Voltando ao início, o primeiro caso está explicitado; aquela pessoa idosa mal humorada tem esse comportamento por saber que tudo é quimérico. Aqui também entra o pensamento do poeta russo, Anwari Soheili: “Se perderes a posse de um mundo, não sofras, não é nada; se conquistares a posse de um mundo, não te alegres, não é nada. Passam as dores, passam os contentamentos, passas tu ao largo do mundo, não é nada”. Nessa frase está o resumo de tudo, apesar de a base da teoria ser o pensamento schopenhauriano.

A vida é totalmente decepcionante, se esperarmos qualquer coisa dela. Até mesmo para quem espera muito pouco, ela o será, porque esse quase nada que é esperado, dificilmente virá. E mesmo que ele venha, não saciará a maldita sensação de satisfação. Sigo me embasando no gênio: “erra muito menos quem, com olhar sombrio, considera esse mundo como uma espécie de inferno e, portanto, só se preocupa em conseguir um recanto à prova de fogo.”

Ele nos disse: “Todo prazer é apenas a cessação de uma necessidade”. Que prazer é esse que tanto buscamos? Se ele tem como único intuito cessar uma necessidade, não deveríamos objetivar a não necessidade? Eis o paradoxo da teoria; prazer é acabar com a necessidade? Necessidade de ter prazer? Eles são totalmente dependentes um do outro.

O segundo caso, citado no início, da pessoa que acha que tudo sempre vai dar errado, é o pessimismo no qual me encaixo no momento. Aquele que busca o não sofrimento, que não espera nada da vida, que já sabe que a dor é real, mas o prazer é falso, desprezível, breve e decepcionante. Aqui entra a máxima de Voltaire: “A felicidade é apenas um sonho, a dor, sim, é real”. Schopenhauer nos explica e legitima esse pensamento: “quando nosso corpo inteiro se encontra saudável e intacto, mas apresenta uma pequena parte sofrida ou dolorida, então a consciência deixa de perceber a saúde geral para dirigir sua atenção constantemente para a dor da parte ferida e a sensação de bem-estar é anulada por completo”. Nesse caso, está comprovado.

Alguém quando machuca um dedinho da mão fica dando graças a Deus por ter outros dezenove dedos sem dor?
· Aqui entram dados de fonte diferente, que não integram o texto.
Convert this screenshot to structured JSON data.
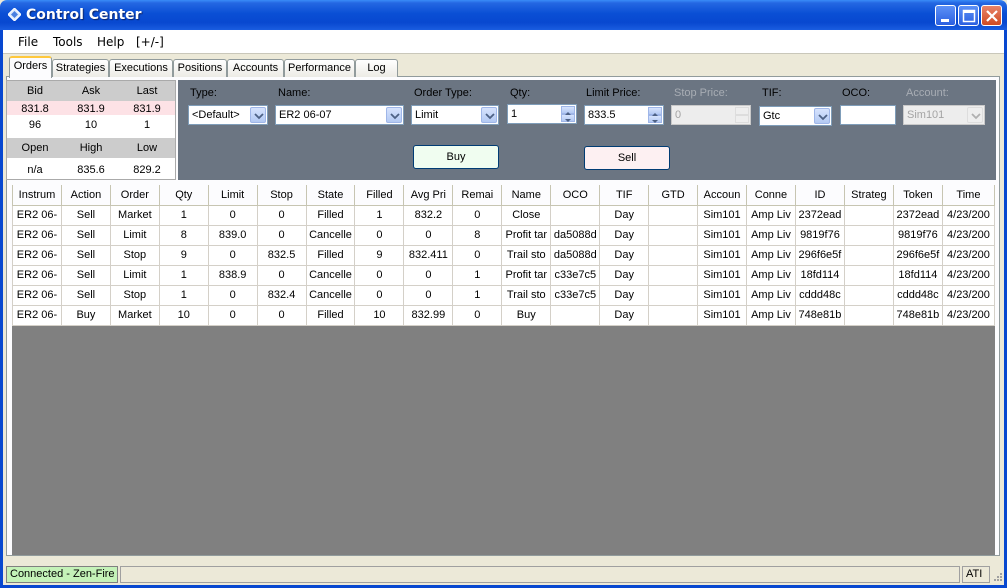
{
  "window": {
    "title": "Control Center"
  },
  "menu": [
    "File",
    "Tools",
    "Help",
    "[+/-]"
  ],
  "tabs": [
    "Orders",
    "Strategies",
    "Executions",
    "Positions",
    "Accounts",
    "Performance",
    "Log"
  ],
  "quote": {
    "bid_label": "Bid",
    "ask_label": "Ask",
    "last_label": "Last",
    "bid": "831.8",
    "ask": "831.9",
    "last": "831.9",
    "bid_size": "96",
    "ask_size": "10",
    "last_size": "1",
    "open_label": "Open",
    "high_label": "High",
    "low_label": "Low",
    "open": "n/a",
    "high": "835.6",
    "low": "829.2"
  },
  "entry": {
    "type_label": "Type:",
    "type_value": "<Default>",
    "name_label": "Name:",
    "name_value": "ER2 06-07",
    "order_type_label": "Order Type:",
    "order_type_value": "Limit",
    "qty_label": "Qty:",
    "qty_value": "1",
    "limit_label": "Limit Price:",
    "limit_value": "833.5",
    "stop_label": "Stop Price:",
    "stop_value": "0",
    "tif_label": "TIF:",
    "tif_value": "Gtc",
    "oco_label": "OCO:",
    "oco_value": "",
    "account_label": "Account:",
    "account_value": "Sim101",
    "buy_label": "Buy",
    "sell_label": "Sell"
  },
  "grid": {
    "columns": [
      "Instrum",
      "Action",
      "Order",
      "Qty",
      "Limit",
      "Stop",
      "State",
      "Filled",
      "Avg Pri",
      "Remai",
      "Name",
      "OCO",
      "TIF",
      "GTD",
      "Accoun",
      "Conne",
      "ID",
      "Strateg",
      "Token",
      "Time"
    ],
    "rows": [
      [
        "ER2 06-",
        "Sell",
        "Market",
        "1",
        "0",
        "0",
        "Filled",
        "1",
        "832.2",
        "0",
        "Close",
        "",
        "Day",
        "",
        "Sim101",
        "Amp Liv",
        "2372ead",
        "",
        "2372ead",
        "4/23/200"
      ],
      [
        "ER2 06-",
        "Sell",
        "Limit",
        "8",
        "839.0",
        "0",
        "Cancelle",
        "0",
        "0",
        "8",
        "Profit tar",
        "da5088d",
        "Day",
        "",
        "Sim101",
        "Amp Liv",
        "9819f76",
        "",
        "9819f76",
        "4/23/200"
      ],
      [
        "ER2 06-",
        "Sell",
        "Stop",
        "9",
        "0",
        "832.5",
        "Filled",
        "9",
        "832.411",
        "0",
        "Trail sto",
        "da5088d",
        "Day",
        "",
        "Sim101",
        "Amp Liv",
        "296f6e5f",
        "",
        "296f6e5f",
        "4/23/200"
      ],
      [
        "ER2 06-",
        "Sell",
        "Limit",
        "1",
        "838.9",
        "0",
        "Cancelle",
        "0",
        "0",
        "1",
        "Profit tar",
        "c33e7c5",
        "Day",
        "",
        "Sim101",
        "Amp Liv",
        "18fd114",
        "",
        "18fd114",
        "4/23/200"
      ],
      [
        "ER2 06-",
        "Sell",
        "Stop",
        "1",
        "0",
        "832.4",
        "Cancelle",
        "0",
        "0",
        "1",
        "Trail sto",
        "c33e7c5",
        "Day",
        "",
        "Sim101",
        "Amp Liv",
        "cddd48c",
        "",
        "cddd48c",
        "4/23/200"
      ],
      [
        "ER2 06-",
        "Buy",
        "Market",
        "10",
        "0",
        "0",
        "Filled",
        "10",
        "832.99",
        "0",
        "Buy",
        "",
        "Day",
        "",
        "Sim101",
        "Amp Liv",
        "748e81b",
        "",
        "748e81b",
        "4/23/200"
      ]
    ]
  },
  "status": {
    "connection": "Connected - Zen-Fire",
    "right": "ATI"
  },
  "colors": {
    "titlebar": "#0a4fd5",
    "entry_panel": "#6b7582",
    "connected": "#c4f2b8",
    "bid_row": "#fde2e6"
  }
}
Não. A realidade é o dedo doendo. Assim como quando temos vários objetivos e sonhos para a nossa vida. Vamos supor que seu desejo de juventude for ter sempre muitos amigos, trabalhar com o que se identifica, ser reconhecido profissionalmente, pegar todas (os) as (os) mulheres (homens) que quiser ou encontrar uma (um) boa (bom) mãe (pai) para seus filhos, manter contato com seus pais, ter dinheiro para comprar tudo que desejar; casa própria no bairro tão sonhado, o carro do ano, roupas boas. Se com 40 anos, você tiver tudo isso, menos um item, você vai passar mais tempo pensando em tudo que tem ou naquele único que não tem? Não seja hipócrita. A consciência dirigirá sua atenção para aquilo que não você não tem. Somente isso será real e o restante, que deveria te fazer feliz, será ilusão.


Apesar de me considerar um pessimista, agora que já está explicado o tipo de pessimismo, acho que sou feliz, exatamente por não viver pensando em ser.
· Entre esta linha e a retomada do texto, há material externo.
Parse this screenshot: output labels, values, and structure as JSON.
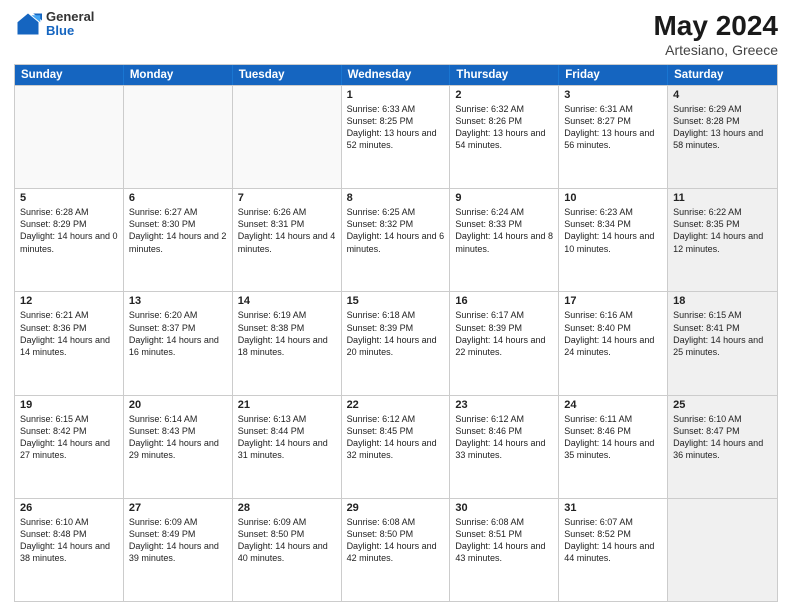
{
  "header": {
    "logo": {
      "general": "General",
      "blue": "Blue"
    },
    "title": "May 2024",
    "location": "Artesiano, Greece"
  },
  "weekdays": [
    "Sunday",
    "Monday",
    "Tuesday",
    "Wednesday",
    "Thursday",
    "Friday",
    "Saturday"
  ],
  "rows": [
    [
      {
        "day": "",
        "text": "",
        "empty": true
      },
      {
        "day": "",
        "text": "",
        "empty": true
      },
      {
        "day": "",
        "text": "",
        "empty": true
      },
      {
        "day": "1",
        "text": "Sunrise: 6:33 AM\nSunset: 8:25 PM\nDaylight: 13 hours\nand 52 minutes.",
        "empty": false
      },
      {
        "day": "2",
        "text": "Sunrise: 6:32 AM\nSunset: 8:26 PM\nDaylight: 13 hours\nand 54 minutes.",
        "empty": false
      },
      {
        "day": "3",
        "text": "Sunrise: 6:31 AM\nSunset: 8:27 PM\nDaylight: 13 hours\nand 56 minutes.",
        "empty": false
      },
      {
        "day": "4",
        "text": "Sunrise: 6:29 AM\nSunset: 8:28 PM\nDaylight: 13 hours\nand 58 minutes.",
        "empty": false,
        "shaded": true
      }
    ],
    [
      {
        "day": "5",
        "text": "Sunrise: 6:28 AM\nSunset: 8:29 PM\nDaylight: 14 hours\nand 0 minutes.",
        "empty": false
      },
      {
        "day": "6",
        "text": "Sunrise: 6:27 AM\nSunset: 8:30 PM\nDaylight: 14 hours\nand 2 minutes.",
        "empty": false
      },
      {
        "day": "7",
        "text": "Sunrise: 6:26 AM\nSunset: 8:31 PM\nDaylight: 14 hours\nand 4 minutes.",
        "empty": false
      },
      {
        "day": "8",
        "text": "Sunrise: 6:25 AM\nSunset: 8:32 PM\nDaylight: 14 hours\nand 6 minutes.",
        "empty": false
      },
      {
        "day": "9",
        "text": "Sunrise: 6:24 AM\nSunset: 8:33 PM\nDaylight: 14 hours\nand 8 minutes.",
        "empty": false
      },
      {
        "day": "10",
        "text": "Sunrise: 6:23 AM\nSunset: 8:34 PM\nDaylight: 14 hours\nand 10 minutes.",
        "empty": false
      },
      {
        "day": "11",
        "text": "Sunrise: 6:22 AM\nSunset: 8:35 PM\nDaylight: 14 hours\nand 12 minutes.",
        "empty": false,
        "shaded": true
      }
    ],
    [
      {
        "day": "12",
        "text": "Sunrise: 6:21 AM\nSunset: 8:36 PM\nDaylight: 14 hours\nand 14 minutes.",
        "empty": false
      },
      {
        "day": "13",
        "text": "Sunrise: 6:20 AM\nSunset: 8:37 PM\nDaylight: 14 hours\nand 16 minutes.",
        "empty": false
      },
      {
        "day": "14",
        "text": "Sunrise: 6:19 AM\nSunset: 8:38 PM\nDaylight: 14 hours\nand 18 minutes.",
        "empty": false
      },
      {
        "day": "15",
        "text": "Sunrise: 6:18 AM\nSunset: 8:39 PM\nDaylight: 14 hours\nand 20 minutes.",
        "empty": false
      },
      {
        "day": "16",
        "text": "Sunrise: 6:17 AM\nSunset: 8:39 PM\nDaylight: 14 hours\nand 22 minutes.",
        "empty": false
      },
      {
        "day": "17",
        "text": "Sunrise: 6:16 AM\nSunset: 8:40 PM\nDaylight: 14 hours\nand 24 minutes.",
        "empty": false
      },
      {
        "day": "18",
        "text": "Sunrise: 6:15 AM\nSunset: 8:41 PM\nDaylight: 14 hours\nand 25 minutes.",
        "empty": false,
        "shaded": true
      }
    ],
    [
      {
        "day": "19",
        "text": "Sunrise: 6:15 AM\nSunset: 8:42 PM\nDaylight: 14 hours\nand 27 minutes.",
        "empty": false
      },
      {
        "day": "20",
        "text": "Sunrise: 6:14 AM\nSunset: 8:43 PM\nDaylight: 14 hours\nand 29 minutes.",
        "empty": false
      },
      {
        "day": "21",
        "text": "Sunrise: 6:13 AM\nSunset: 8:44 PM\nDaylight: 14 hours\nand 31 minutes.",
        "empty": false
      },
      {
        "day": "22",
        "text": "Sunrise: 6:12 AM\nSunset: 8:45 PM\nDaylight: 14 hours\nand 32 minutes.",
        "empty": false
      },
      {
        "day": "23",
        "text": "Sunrise: 6:12 AM\nSunset: 8:46 PM\nDaylight: 14 hours\nand 33 minutes.",
        "empty": false
      },
      {
        "day": "24",
        "text": "Sunrise: 6:11 AM\nSunset: 8:46 PM\nDaylight: 14 hours\nand 35 minutes.",
        "empty": false
      },
      {
        "day": "25",
        "text": "Sunrise: 6:10 AM\nSunset: 8:47 PM\nDaylight: 14 hours\nand 36 minutes.",
        "empty": false,
        "shaded": true
      }
    ],
    [
      {
        "day": "26",
        "text": "Sunrise: 6:10 AM\nSunset: 8:48 PM\nDaylight: 14 hours\nand 38 minutes.",
        "empty": false
      },
      {
        "day": "27",
        "text": "Sunrise: 6:09 AM\nSunset: 8:49 PM\nDaylight: 14 hours\nand 39 minutes.",
        "empty": false
      },
      {
        "day": "28",
        "text": "Sunrise: 6:09 AM\nSunset: 8:50 PM\nDaylight: 14 hours\nand 40 minutes.",
        "empty": false
      },
      {
        "day": "29",
        "text": "Sunrise: 6:08 AM\nSunset: 8:50 PM\nDaylight: 14 hours\nand 42 minutes.",
        "empty": false
      },
      {
        "day": "30",
        "text": "Sunrise: 6:08 AM\nSunset: 8:51 PM\nDaylight: 14 hours\nand 43 minutes.",
        "empty": false
      },
      {
        "day": "31",
        "text": "Sunrise: 6:07 AM\nSunset: 8:52 PM\nDaylight: 14 hours\nand 44 minutes.",
        "empty": false
      },
      {
        "day": "",
        "text": "",
        "empty": true,
        "shaded": true
      }
    ]
  ]
}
O importante é viver, viver, viver.

E nunca me pergunte: “Qual são seus planos para o futuro?” Aliás, não pergunte isso a ninguém, uma vez que o futuro de uma pessoa nunca será conforme planejado e esse plano, essa vontade de escolher, esse desespero por decidir, esse anseio por querer ser senhor do próprio destino são as maiores tolices que um ser humano pode cometer e as únicas causas da recorrente tristeza.


A vida não é decepcionante?

terça-feira, 22 de março de 2011

Freedom's just another word for nothing left to lose

Pessoas vêm e voltam.
Amigos vêm e voltam.
Às vezes não voltam.
Pessoas felizes, calor, presentes, expectativas, festas, cervejas, Janis Joplin.
Sinto saudades daquele que um dia respondeu por “eu”.
Aquele que antes queria ser como eu sou agora.
Será que o processo natural de amadurecer e envelhecer resulta nessa insatisfação eterna? De quando conseguir ser quem desejava ser antes, passar a querer ser outro?
Que ilusão. Que vida injusta, enlouquecedora, Ian Anderson.

Sexta-feira. Vamos embora, é dia de sair! É hora de viver, Jim Morrison.
Beba tudo! Não, não posso, tenho que estudar amanhã. Estudar? Para quê?
Futuro garantido é ir para a cama cedo sempre e perder a infância.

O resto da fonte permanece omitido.